The article quotes the cost of maintaining parallel special-education schools for children who need them, and at the same time hiring on sufficient trained staff to accommodate the “special” needs children whose parents decide screw ’em all, Little Heinz is going to the Realschule notwithstanding he can barely sign his name and physically cannot sit still for more than seven minutes without climbing — literally — over the furniture.  They’d need 9,300 extra teachers and handlers, at a cost of €660,000,000 per year, just in the “normal” schools.  If you keep the special-education schools open as well (remember that three-quarters of all “special” needs children in Germany are not being mainstreamed by their parents), the annual cost balloons to €3.3 billion.  With a graying population and looming social welfare outlays, the money simply is not there.

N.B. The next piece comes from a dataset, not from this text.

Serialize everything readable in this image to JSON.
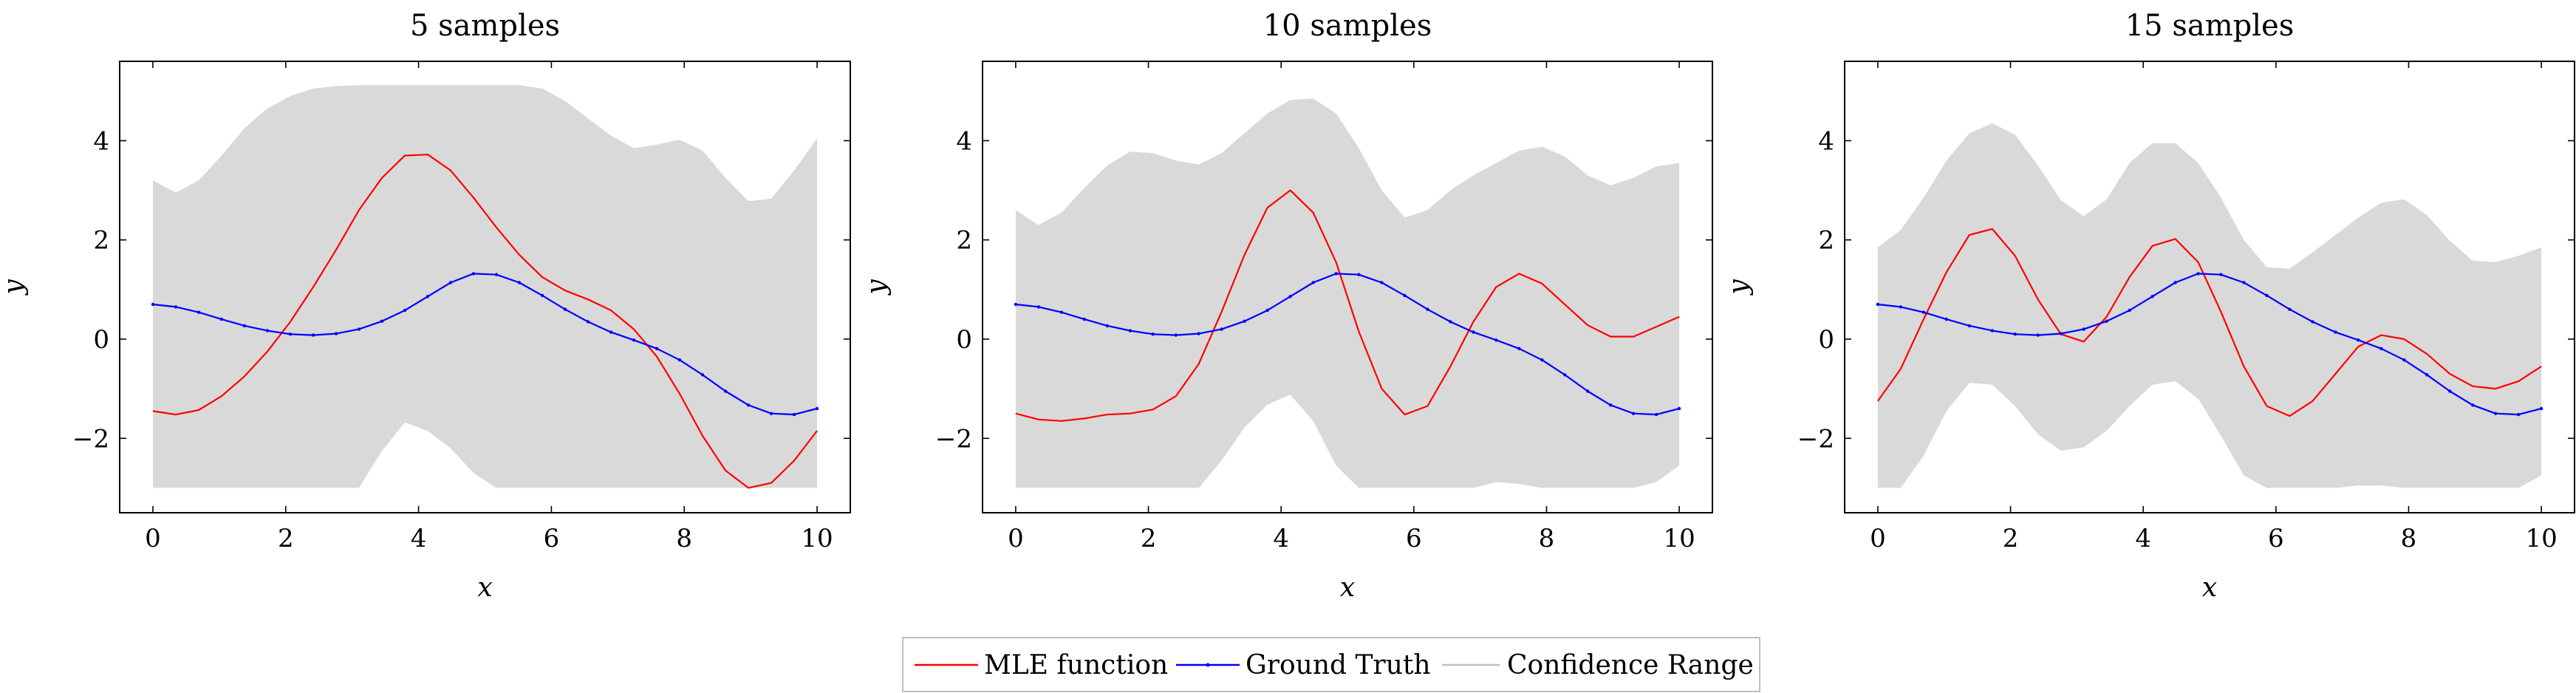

But more to the point, what if it were there?  Those children in that Down-syndrome child’s classes are going to be held back in their own academic progress.  The article quotes two teachers, one from Bavaria and one from Lower Saxony, and both agree that the “special” needs children in their classes absorb 90% of their energy.  So what happens to their “normal” classmates when, after six or seven years’ of having teacher devote his efforts to the children who will never complete their Abitur?  What happens when they compete, nationally, for the strictly-limited field of their choice?  What do you tell them when, having cherished a dream all their life long of being a doctor, they bring home that 1.3?  By what right have you sacrificed their life’s ambition to your —  your, Gentle Reader — theoretical determination of abstract “justice”?  That Down-syndrome child will go on to be what he will be.  Maybe he’ll become a productive member of society (many do), and maybe he won’t.  But he would have done that no matter what; he certainly will not have needed to spend years at a Gymnasium for it.

“A mind is a terrible thing to waste,” as a famous advertisement once (correctly) proclaimed.  This cock-eyed UN-functionaries’ policy may as well have been designed to accomplish exactly that: the wasting of human potential so that a tiny subset of parents can feel good about themselves and their children.

Harrison Bergeron has gone to school.